The report found that the people seeking help last year were 51 percent staff, 25 percent students, 17 percent faculty, and 7 percent others, which could include community members and patients at the UI Hospitals & Clinics.

Additionally, 69 percent were women and 23 percent were racial or ethnic minorities.

“In a way, our office is sort of a barometer for the university to see if people are feeling pressed or not feeling pressed,” Williams said.

One of the focuses of the report this year is abrasive behavior, which includes bullying and perceived disrespect in peers, supervisors, and students, among other complaints, she said.

According to the report, 9 percent of those seeking help last year had concerns related to abrasive behavior.
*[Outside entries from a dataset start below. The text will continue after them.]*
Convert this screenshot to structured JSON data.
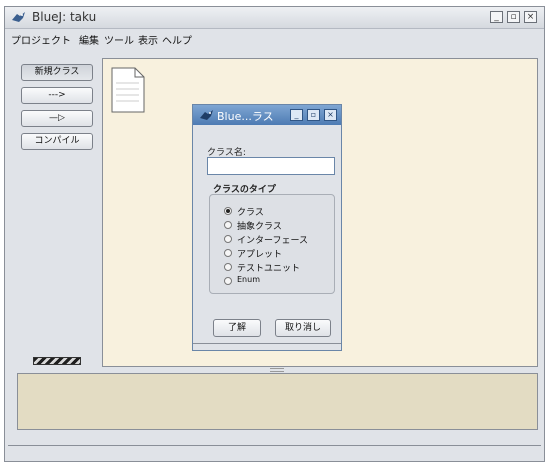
{
  "window": {
    "title": "BlueJ:  taku",
    "controls": [
      "_",
      "▫",
      "×"
    ]
  },
  "menubar": [
    "プロジェクト",
    "編集",
    "ツール",
    "表示",
    "ヘルプ"
  ],
  "toolbar": {
    "new_class": "新規クラス",
    "uses_arrow": "--->",
    "inherits_arrow": "—▷",
    "compile": "コンパイル"
  },
  "dialog": {
    "title": "Blue...ラス",
    "controls": [
      "_",
      "▫",
      "×"
    ],
    "class_name_label": "クラス名:",
    "class_name_value": "",
    "class_type_label": "クラスのタイプ",
    "options": [
      "クラス",
      "抽象クラス",
      "インターフェース",
      "アプレット",
      "テストユニット",
      "Enum"
    ],
    "selected_option": "クラス",
    "ok": "了解",
    "cancel": "取り消し"
  },
  "colors": {
    "canvas": "#f8f1de",
    "bottom_pane": "#e3dcc3",
    "dialog_title": "#5f8bc2"
  }
}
“This tells our campus that’s something we need to think about,” Williams said. “How can we work better with each other in these ways?”

In response to the issues, the ombudspersons try to find a plan of action. Joyce and Williams said they often make phone calls to various parties in order to mediate solutions. They present information and connect people with resources to solve the problems.

As an informal, confidential resource, the ombudspersons never disclose information to the university or get involved in formal complaints, unless someone is at risk of harm.

However, Joyce said, she worries that undergraduates aren’t always aware of the office as a resource. She hopes more undergraduates will consider the office when they are in need.

“This is a very welcoming office, and the problems that the office hears about and tries to help with range from the really trivial to the really serious,” former ombudsperson and UI law Clinical Professor Lois Cox said. “It’s an office for everyone.”